Na cerimônia de sanção, o ministro da Educação, Camilo Santana, classificou o ato como um marco e comemorou o fim da lista tríplice, argumentando que a mudança evita que pessoas eleitas internamente sejam impedidas de assumir a reitoria.
Motivações e revogações
A alteração era reivindicada há anos por entidades do setor educacional e por movimentos estudantis, entre eles a Associação Nacional dos Dirigentes das Instituições Federais de Ensino Superior (Andifes), a Federação de Sindicatos de Trabalhadores Técnico-Administrativos em Instituições de Ensino Superior Públicas do Brasil (Fasubra) e o Sindicato Nacional dos Servidores Federais da Educação Básica, Profissional e Tecnológica (Sinasefe). A União Nacional dos Estudantes (UNE) também considerava inconstitucional o mecanismo da lista tríplice.

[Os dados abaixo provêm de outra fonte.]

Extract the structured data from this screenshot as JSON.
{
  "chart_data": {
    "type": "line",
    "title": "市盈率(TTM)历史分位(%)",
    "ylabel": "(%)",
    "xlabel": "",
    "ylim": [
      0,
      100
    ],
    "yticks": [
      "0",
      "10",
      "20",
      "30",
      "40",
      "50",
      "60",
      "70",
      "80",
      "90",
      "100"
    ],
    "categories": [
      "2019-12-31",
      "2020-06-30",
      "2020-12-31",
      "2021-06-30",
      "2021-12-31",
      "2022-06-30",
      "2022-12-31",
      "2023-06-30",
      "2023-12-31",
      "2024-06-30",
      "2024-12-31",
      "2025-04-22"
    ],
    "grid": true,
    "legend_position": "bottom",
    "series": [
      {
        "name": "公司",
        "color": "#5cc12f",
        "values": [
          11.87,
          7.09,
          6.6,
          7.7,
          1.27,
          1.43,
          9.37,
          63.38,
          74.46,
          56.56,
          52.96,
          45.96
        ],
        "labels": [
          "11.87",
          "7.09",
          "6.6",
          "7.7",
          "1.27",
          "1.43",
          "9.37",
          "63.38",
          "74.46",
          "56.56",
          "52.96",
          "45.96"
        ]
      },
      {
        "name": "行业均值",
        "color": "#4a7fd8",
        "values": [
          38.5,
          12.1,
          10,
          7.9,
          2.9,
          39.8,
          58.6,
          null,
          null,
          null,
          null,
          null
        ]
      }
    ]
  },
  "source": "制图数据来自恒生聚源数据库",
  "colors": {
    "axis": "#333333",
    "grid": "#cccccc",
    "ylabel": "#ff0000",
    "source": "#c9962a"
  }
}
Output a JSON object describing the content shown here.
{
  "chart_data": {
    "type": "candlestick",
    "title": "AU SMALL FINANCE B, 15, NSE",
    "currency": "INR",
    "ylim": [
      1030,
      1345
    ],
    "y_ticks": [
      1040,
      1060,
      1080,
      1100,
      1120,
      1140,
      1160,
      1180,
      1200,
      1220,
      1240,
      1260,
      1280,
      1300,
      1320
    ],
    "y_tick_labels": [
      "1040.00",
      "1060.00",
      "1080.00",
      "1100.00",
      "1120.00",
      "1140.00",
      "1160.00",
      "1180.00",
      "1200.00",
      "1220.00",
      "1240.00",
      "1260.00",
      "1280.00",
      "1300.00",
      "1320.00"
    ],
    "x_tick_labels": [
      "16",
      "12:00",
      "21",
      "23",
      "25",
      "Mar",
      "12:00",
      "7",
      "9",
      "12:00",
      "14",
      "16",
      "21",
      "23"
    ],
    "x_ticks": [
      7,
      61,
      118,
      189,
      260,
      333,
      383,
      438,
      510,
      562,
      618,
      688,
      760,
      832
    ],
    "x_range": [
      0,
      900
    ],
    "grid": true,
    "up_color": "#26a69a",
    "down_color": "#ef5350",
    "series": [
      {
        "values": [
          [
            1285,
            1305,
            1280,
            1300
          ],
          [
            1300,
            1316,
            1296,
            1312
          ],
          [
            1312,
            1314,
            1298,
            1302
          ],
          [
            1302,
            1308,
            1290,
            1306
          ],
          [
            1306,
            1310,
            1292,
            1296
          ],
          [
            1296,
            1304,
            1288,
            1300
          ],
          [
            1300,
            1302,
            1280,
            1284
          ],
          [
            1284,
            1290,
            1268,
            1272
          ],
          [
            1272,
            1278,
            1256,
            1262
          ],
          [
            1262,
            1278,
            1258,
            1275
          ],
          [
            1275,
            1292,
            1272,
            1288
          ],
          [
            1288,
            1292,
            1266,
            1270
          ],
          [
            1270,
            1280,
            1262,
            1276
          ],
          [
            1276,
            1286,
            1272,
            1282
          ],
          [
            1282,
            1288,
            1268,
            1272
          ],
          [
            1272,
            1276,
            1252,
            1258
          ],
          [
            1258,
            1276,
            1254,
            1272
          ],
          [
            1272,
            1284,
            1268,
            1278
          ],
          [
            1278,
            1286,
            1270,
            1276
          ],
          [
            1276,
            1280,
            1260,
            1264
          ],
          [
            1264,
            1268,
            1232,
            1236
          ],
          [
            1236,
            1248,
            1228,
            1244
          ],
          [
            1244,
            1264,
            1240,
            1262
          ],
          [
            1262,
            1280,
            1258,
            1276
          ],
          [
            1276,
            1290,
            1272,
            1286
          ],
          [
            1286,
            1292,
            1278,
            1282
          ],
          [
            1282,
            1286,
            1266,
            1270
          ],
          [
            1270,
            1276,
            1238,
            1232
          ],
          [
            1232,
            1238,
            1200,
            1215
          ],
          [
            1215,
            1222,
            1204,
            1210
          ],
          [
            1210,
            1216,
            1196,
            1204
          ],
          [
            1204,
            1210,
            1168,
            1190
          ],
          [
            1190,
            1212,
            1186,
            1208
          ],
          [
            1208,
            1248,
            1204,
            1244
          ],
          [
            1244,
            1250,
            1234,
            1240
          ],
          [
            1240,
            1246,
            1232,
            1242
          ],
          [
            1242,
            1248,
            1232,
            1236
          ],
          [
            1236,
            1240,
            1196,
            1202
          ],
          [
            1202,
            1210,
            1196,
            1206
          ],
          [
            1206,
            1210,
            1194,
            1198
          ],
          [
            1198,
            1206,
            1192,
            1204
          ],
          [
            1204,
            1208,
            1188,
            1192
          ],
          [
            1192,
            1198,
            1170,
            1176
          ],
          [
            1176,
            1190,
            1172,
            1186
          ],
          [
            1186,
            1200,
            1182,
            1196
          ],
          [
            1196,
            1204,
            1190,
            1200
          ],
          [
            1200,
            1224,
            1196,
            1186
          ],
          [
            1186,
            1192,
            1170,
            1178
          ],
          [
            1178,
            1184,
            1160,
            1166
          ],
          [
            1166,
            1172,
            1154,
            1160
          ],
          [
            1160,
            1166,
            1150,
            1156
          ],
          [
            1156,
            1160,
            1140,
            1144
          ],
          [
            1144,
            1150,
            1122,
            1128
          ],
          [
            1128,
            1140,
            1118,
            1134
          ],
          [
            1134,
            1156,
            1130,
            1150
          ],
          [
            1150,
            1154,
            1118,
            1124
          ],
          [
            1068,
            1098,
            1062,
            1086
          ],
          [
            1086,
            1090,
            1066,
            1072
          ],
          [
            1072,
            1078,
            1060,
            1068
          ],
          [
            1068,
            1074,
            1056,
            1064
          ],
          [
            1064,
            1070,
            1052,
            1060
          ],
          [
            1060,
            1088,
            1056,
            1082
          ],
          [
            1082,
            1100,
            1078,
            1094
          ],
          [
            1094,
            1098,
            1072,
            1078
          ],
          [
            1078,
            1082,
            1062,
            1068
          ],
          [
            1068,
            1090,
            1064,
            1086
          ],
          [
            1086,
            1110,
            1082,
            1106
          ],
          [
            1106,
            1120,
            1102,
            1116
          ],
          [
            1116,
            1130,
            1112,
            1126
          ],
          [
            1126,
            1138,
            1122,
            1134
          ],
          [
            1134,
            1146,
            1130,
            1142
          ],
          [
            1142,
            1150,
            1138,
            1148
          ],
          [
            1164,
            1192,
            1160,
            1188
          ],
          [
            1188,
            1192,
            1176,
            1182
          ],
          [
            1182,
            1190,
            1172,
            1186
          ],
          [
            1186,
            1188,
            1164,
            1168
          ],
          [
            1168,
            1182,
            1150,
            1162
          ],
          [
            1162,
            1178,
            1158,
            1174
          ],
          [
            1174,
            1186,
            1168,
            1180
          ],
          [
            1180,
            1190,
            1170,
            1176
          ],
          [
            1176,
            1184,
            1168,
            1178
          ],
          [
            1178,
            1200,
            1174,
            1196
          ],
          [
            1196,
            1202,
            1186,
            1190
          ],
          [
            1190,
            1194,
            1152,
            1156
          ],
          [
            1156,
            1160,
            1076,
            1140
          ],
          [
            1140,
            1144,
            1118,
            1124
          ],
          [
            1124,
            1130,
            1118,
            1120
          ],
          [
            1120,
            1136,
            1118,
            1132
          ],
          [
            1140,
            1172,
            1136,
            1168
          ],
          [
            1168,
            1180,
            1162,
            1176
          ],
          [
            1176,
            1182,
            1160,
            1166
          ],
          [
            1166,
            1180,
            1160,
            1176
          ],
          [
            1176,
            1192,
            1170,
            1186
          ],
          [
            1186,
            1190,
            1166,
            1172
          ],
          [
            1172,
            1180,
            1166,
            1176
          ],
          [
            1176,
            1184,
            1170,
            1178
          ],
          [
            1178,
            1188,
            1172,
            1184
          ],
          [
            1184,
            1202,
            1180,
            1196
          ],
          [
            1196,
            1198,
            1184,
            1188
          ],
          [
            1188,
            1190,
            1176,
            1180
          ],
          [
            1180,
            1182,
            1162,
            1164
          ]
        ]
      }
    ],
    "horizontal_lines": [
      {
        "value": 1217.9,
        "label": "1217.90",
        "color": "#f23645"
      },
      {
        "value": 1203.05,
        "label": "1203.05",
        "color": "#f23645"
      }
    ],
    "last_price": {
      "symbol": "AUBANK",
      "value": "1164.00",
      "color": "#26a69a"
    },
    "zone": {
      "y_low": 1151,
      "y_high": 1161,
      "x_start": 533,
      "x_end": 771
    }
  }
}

A nova lei revoga dispositivos da legislação de 1968 que serviram de base para o sistema da lista tríplice. Até agora, consultas envolvendo docentes, estudantes e servidores técnico-administrativos resultavam em uma lista com três nomes encaminhada ao governo federal, que podia escolher qualquer um dos indicados, inclusive não o mais votado. Segundo a Andifes, entre 2019 e 2021, das 50 nomeações feitas pelo ex-presidente Jair Bolsonaro, 18 foram de reitores que não haviam vencido as consultas internas, fato que gerou protestos nas universidades.
Formato da eleição e critérios de candidatura
A eleição para reitor passa a ser direta, com inscrição de chapas para reitor e vice-reitor. Votam na consulta os docentes e os servidores técnico-administrativos com vínculo efetivo e em exercício, além dos estudantes com matrícula ativa em cursos regulares. O processo será regulamentado por um colegiado constituído especificamente para esse fim.
Para concorrer, o docente precisa ter vínculo efetivo na carreira e estar em exercício (substitutos e visitantes ficam excluídos). Além disso, deve cumprir ao menos uma das condições: possuir título de doutor; ocupar o topo da carreira (professor titular ou professor associado 4); ou ser professor titular-livre em exercício.
Peso dos votos, posse e nomeações
A nova legislação também revoga a regra que atribuiu 70% de peso ao voto docente na escolha das reitorias. Conforme as normas que cada universidade vier a estabelecer, representantes de entidades da sociedade civil poderão participar do processo de votação. A definição do peso dos votos de cada segmento e a eventual participação de representantes da sociedade civil serão decididas pelo colegiado responsável pela regulamentação.
Após a eleição direta, reitores e vice-reitores serão nomeados pelo presidente da República para mandato de quatro anos, com possibilidade de uma recondução mediante nova votação. A lei prevê ainda que os diretores e vice-diretores de unidades universitárias serão nomeados pelo reitor.